Si queremos subir al castillo o fortaleza árabe, que como ciclópeo conjunto granítico corona al montículo donde se asienta la ciudad, habremos de traspasar una de las puertas más antiguas de la antigua ciudad amurallada: la Puerta de Santiago, adosada al Alcázar de los Chaves, único bastión que conserva en toda la ciudad e incluso en toda la comarca, sus torres sin desmochar, como reconocimiento de los Reyes Católicos a los servicios y obediencia de la familia que lo habitaba.

Esta historia de las torres desmochadas en toda la provincia de Extremadura, merece la pena contarse por su curiosidad y por su significación histórica. Efectivamente, el viajero que recorra Extremadura, podrá observar que en sus ciudades más importantes, Cáceres, Plasencia, Coria, Trujillo…, todas las numerosas torres de las magníficas e importantes casas fortalezas, alcázares o palacios, están truncadas por el efecto demoledor de la piqueta. La historia es la siguiente:

Siendo estas ciudades antes nombradas, sedes de las familias de más rancia nobleza y estando dichas familias en constantes enfrentamientos cainitas entre sí, y todas ellas frente a la Corona a la que prestaban sus servicios de armas cuando les convenía, pero sin acatar en ningún momento la autoridad Real, numerosos son los episodios de sangre y venganzas, algunos verdaderamente espeluznantes, que los cronistas de la época nos han dejado relatados.

La soberbia de dichos señores de la nobleza castellana –también de su riqueza-, quedaba reflejada en la importancia de sus ejércitos y en la magnificencia de sus residencias, destacando, como señal de la mayor importancia de la misma, su torre del homenaje, que más bien servía en muchos casos como torre fortaleza desde donde se defendían de la acometividad de sus enemigos, atacando desde sus almenadas e indestructibles posiciones.

La llegada de los Reyes Católicos y la unificación en sus personas de todos los reinos existentes en la península bajo una misma autoridad Real, cambió completamente el juego de fuerzas que la Nobleza mantenía con la Corona, de tal suerte, que como medida de acatamiento y obediencia a los nuevos Soberanos y como castigo a su innoble proceder de tantos años, mandaron que todas las torres fueran demolidas a la altura de las espadañas de las iglesias más cercanas, en una clara advertencia al acatamiento a los dos únicos poderes permitidos: el suyo, como Reyes de toda España, y el de la Iglesia, como poder omnipotente del Creador.

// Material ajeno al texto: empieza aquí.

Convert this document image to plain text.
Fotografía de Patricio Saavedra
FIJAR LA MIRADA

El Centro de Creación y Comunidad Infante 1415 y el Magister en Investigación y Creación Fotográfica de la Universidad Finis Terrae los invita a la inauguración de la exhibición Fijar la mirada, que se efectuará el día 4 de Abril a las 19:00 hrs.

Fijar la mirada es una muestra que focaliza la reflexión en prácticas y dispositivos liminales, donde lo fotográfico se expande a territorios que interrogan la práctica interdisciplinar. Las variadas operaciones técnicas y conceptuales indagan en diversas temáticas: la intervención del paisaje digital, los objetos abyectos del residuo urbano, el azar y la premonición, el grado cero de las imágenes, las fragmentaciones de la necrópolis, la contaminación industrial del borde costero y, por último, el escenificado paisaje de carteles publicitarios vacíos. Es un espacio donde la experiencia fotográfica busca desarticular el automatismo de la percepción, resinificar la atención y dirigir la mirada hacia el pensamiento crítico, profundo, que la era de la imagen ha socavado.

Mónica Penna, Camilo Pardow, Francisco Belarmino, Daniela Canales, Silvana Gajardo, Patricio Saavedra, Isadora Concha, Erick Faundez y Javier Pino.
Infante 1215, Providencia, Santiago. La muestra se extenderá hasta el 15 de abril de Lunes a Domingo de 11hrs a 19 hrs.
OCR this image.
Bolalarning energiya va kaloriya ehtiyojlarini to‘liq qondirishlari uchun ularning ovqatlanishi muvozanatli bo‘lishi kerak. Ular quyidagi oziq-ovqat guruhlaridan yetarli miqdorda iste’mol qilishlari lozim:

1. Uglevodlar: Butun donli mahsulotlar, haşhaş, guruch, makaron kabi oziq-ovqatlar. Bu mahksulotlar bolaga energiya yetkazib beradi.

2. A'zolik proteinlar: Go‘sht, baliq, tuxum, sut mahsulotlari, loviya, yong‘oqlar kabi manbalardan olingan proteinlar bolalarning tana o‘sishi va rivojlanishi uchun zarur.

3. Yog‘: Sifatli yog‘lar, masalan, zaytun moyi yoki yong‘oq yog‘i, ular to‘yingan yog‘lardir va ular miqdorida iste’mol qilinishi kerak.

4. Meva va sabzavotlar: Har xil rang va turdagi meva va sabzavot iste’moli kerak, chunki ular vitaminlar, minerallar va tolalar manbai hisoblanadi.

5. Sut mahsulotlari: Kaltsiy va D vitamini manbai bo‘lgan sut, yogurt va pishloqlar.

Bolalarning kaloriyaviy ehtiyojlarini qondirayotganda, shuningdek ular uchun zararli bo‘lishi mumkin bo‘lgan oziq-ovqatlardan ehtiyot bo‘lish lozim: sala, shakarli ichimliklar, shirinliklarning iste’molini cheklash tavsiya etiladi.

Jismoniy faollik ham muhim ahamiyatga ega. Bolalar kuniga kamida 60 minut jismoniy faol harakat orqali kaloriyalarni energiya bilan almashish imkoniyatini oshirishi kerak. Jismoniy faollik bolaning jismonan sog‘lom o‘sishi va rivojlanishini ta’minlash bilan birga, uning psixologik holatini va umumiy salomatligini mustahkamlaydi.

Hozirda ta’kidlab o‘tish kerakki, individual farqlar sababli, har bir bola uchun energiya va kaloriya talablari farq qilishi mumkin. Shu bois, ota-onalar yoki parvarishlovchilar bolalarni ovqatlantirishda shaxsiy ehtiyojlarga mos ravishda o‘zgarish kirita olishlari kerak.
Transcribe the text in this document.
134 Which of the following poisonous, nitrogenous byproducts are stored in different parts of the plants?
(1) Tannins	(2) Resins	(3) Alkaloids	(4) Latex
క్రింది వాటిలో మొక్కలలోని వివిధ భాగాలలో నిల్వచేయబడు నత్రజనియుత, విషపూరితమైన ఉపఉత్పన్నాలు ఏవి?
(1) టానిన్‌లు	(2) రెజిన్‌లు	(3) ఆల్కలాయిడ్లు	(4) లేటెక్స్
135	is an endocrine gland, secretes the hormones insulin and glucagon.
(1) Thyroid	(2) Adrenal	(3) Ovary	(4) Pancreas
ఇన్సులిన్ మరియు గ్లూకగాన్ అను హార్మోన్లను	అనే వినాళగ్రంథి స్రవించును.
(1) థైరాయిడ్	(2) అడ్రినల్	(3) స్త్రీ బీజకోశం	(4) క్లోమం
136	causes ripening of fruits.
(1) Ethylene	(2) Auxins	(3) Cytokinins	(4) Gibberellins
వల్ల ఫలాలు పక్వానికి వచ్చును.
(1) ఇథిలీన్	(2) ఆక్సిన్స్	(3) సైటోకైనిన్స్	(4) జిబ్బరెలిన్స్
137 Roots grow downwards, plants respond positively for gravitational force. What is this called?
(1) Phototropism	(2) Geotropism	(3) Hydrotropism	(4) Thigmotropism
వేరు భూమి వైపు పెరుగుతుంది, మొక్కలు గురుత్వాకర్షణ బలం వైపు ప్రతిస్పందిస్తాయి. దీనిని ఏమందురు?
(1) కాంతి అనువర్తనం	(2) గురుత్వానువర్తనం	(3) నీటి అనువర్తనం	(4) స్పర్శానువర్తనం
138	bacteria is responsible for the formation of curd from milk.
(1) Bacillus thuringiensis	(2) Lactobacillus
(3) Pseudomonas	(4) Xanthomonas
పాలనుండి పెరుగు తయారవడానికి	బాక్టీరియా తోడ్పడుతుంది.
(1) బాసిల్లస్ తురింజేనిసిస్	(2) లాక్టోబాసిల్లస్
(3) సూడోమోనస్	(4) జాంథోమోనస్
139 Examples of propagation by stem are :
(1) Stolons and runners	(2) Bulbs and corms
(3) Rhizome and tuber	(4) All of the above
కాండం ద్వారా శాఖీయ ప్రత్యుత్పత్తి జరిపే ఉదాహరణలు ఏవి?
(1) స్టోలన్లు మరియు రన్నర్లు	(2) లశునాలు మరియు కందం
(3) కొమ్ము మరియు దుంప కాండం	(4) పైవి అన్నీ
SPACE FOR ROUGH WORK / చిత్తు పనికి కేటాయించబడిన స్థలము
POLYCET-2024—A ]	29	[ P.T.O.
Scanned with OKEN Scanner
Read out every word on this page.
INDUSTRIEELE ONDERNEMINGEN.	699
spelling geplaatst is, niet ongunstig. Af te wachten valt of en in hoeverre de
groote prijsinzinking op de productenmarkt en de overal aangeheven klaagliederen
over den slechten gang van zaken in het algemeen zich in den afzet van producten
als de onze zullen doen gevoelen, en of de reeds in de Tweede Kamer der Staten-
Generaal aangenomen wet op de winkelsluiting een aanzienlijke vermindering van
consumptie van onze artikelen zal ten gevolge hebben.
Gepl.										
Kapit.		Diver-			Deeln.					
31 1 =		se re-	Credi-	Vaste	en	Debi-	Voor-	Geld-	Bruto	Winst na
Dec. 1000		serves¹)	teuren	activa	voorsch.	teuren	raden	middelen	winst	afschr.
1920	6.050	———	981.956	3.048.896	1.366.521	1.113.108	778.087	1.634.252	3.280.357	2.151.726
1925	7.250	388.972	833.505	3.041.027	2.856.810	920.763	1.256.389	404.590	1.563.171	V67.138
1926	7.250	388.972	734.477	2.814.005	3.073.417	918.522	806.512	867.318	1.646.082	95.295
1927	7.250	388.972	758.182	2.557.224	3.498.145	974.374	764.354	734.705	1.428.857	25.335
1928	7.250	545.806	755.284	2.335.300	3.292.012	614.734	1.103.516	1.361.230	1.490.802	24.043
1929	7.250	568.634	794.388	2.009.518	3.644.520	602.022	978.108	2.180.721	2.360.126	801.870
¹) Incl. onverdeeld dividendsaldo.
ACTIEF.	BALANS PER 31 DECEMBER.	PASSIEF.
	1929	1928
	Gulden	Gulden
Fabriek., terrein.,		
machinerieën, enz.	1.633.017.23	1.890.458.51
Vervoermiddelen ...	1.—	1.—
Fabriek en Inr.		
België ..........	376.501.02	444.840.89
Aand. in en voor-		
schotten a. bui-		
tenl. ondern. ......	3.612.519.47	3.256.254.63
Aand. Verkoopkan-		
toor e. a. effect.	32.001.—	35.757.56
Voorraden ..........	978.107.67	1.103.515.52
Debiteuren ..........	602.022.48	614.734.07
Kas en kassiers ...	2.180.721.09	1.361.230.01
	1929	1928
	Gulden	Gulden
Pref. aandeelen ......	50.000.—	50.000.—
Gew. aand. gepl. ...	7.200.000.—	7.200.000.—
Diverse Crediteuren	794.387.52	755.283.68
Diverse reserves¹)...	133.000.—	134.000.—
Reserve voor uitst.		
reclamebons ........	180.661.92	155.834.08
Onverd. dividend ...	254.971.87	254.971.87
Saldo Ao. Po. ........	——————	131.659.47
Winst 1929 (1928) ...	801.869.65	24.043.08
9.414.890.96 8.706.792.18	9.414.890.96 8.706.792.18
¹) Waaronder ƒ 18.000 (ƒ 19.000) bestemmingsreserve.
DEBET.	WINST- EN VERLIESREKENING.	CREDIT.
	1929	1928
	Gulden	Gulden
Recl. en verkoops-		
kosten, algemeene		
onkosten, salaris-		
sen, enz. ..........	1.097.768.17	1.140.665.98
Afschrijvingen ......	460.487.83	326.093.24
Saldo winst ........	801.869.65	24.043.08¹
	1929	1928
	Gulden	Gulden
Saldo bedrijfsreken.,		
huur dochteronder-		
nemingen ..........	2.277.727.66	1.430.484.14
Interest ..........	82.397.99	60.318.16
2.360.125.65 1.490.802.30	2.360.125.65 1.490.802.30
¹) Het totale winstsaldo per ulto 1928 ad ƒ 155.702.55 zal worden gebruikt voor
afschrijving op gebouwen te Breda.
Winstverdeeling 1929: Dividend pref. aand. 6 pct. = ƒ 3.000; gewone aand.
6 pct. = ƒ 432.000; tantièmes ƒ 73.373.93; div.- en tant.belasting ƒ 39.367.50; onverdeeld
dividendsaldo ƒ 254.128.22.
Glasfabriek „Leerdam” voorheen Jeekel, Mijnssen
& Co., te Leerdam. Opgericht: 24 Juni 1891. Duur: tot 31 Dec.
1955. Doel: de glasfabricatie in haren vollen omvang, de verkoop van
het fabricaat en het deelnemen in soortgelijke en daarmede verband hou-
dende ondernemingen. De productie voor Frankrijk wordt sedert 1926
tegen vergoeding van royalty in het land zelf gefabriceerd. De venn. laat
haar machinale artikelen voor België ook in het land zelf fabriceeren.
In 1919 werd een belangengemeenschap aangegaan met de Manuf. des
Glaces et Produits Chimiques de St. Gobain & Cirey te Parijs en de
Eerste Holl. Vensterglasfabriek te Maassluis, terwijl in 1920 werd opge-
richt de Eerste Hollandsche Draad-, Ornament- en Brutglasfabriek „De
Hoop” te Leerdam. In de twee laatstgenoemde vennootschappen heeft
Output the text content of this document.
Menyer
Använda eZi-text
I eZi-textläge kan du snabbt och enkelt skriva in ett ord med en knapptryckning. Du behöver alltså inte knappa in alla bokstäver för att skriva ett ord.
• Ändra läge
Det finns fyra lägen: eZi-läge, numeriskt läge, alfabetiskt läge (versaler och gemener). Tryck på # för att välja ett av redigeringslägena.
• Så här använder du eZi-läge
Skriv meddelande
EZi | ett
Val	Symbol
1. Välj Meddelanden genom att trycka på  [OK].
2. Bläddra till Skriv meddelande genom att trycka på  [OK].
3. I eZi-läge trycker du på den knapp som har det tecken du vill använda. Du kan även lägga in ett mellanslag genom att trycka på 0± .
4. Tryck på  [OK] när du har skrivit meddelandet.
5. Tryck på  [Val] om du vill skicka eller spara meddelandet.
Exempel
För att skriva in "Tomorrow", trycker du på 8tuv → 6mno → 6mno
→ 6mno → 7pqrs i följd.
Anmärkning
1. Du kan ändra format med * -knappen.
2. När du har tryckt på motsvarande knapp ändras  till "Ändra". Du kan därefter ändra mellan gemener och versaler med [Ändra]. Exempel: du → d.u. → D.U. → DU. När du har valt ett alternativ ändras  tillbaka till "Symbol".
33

Y aquí dejamos el relato de la visita a tan hermosa ciudad, no sin advertir al viajero, que sería interminable el relato de tantas bellezas como ésta encierra, y que dejamos que la sensibilidad de cada viajero lo arrastre por el camino deseado.

Terminar diciendo, que son numerosos y de buena calidad los lugares donde poder degustar la gastronomía de la región, bastante desconocida pero muy rica tanto en su variedad como en su calidad, así como que sería un pecado imperdonable el no libar los excelentes caldos de la comarca, desde hace ya algunos años bajo la denominación de origen de “Ribera del Guadiana”.